Kisah Nyata (Part 1): Angkernya Jalur Dukuh Liwung Gunung Slamet
Kami ber 7, 5 laki-laki dan 2 perempuan, saya dan teman saya Widi. Setelah dipersilahkan masuk, dan kami bersalaman dengan si Mbah, kami pun turut duduk bersila bersama si Mbah yang mulai melemparkan pertanyaan pada kami satu persatu dari mana kami berasal. Setelah berkenalan, si Mbah langsung bercerita pengalaman pengalaman beliau selama menjadi penjaga gunung ini. Terutama pengalaman dalam menolong pendaki-pendaki nakal nan sompral yang banyak tersesat bahkan hilang digunung ini.
Deg-degan tapi kami tetap menyimak cerita demi cerita yang dituturkan si Mbah. Mulai dari yang hilang berhari-hari sampai yang tidak bisa diselamatkan. Kami tau tujuan beliau menceritakan itu semua bukan untuk menakuti-nakuti kami, tapi untuk dijadikan pelajaran, agar tidak berlaku seenaknya di gunung ini, atau ditempat lain dimanapun kami berada.

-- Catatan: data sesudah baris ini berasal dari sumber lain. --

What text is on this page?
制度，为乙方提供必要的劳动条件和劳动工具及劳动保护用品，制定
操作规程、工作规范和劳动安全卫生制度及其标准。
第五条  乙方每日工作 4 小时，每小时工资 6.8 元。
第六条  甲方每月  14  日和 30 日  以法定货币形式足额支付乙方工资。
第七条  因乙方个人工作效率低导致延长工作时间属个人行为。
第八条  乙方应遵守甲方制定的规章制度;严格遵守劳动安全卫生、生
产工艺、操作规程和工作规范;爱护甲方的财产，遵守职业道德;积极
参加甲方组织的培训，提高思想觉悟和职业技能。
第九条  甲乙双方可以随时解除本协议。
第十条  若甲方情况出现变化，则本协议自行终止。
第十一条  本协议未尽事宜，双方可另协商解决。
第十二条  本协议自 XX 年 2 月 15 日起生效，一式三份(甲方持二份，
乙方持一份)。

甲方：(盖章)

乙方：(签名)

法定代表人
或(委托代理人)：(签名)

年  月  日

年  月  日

Sekilas pasti terlihat ketakutan diwajah kami yang tidak menyangka bahwa kami akan melewati jalur ini, tau namanya saja tidak, ah ga pernah kepikiran kami benar-benar seperti disesatkan. Tapi si mbah coba menenangkan namun suaranya terdengar berat, sehingga kami tahu, bahwa sejujurnya jalur ini memang angker untuk dilewati.
Setelah cerita panjang lebar, dan meneguk teh hangat yang disediakan oleh istri si mbah,dan suasana sudah mencair dari cerita-cerita horror yang dituturkan sebelumnya, pertanyaan terakhir si mbah adalah siapa diantara saya dan Widi yang sedang Haid? Atau waktu haid nya sudah dekat?, sempat saling lirik, namun Alhamdulillah saya baru selesai masa itu, tapi tidak dengan Widi, sepertinya dia akan haid dalam waktu dekat.
Si Mbah lalu memberikan kami sebuah bungkusan berbalut kain putih, berisikan kemenyan. Kami sempat bingung, lalu si Mbah menjelaskan bahwa, kalau diatas nanti salah satu diantara kami datang bulan, mohon jangan ikut muncak, agar berdiam diri saja ditenda, dan sebelum turun, kami diperintahkan untuk membakar kemenyan tersebut dan meraupkan asap nya ke wajah kami masing-masing, bukan hanya saya dan Widi, tapi kami ber tujuh.
Tujuannya adalah agar kami tidak disesatkan oleh penghuni gunung ini, ketika perjalanan pulang nanti. Saling curi pandang tak terelakkan dari wajah kami, tapi kami pun tidak mungkin menolaknya. Akhirnya kami memutuskan tetap membawa bungkusan kain putih itu bersama kami menaiki gunung ini.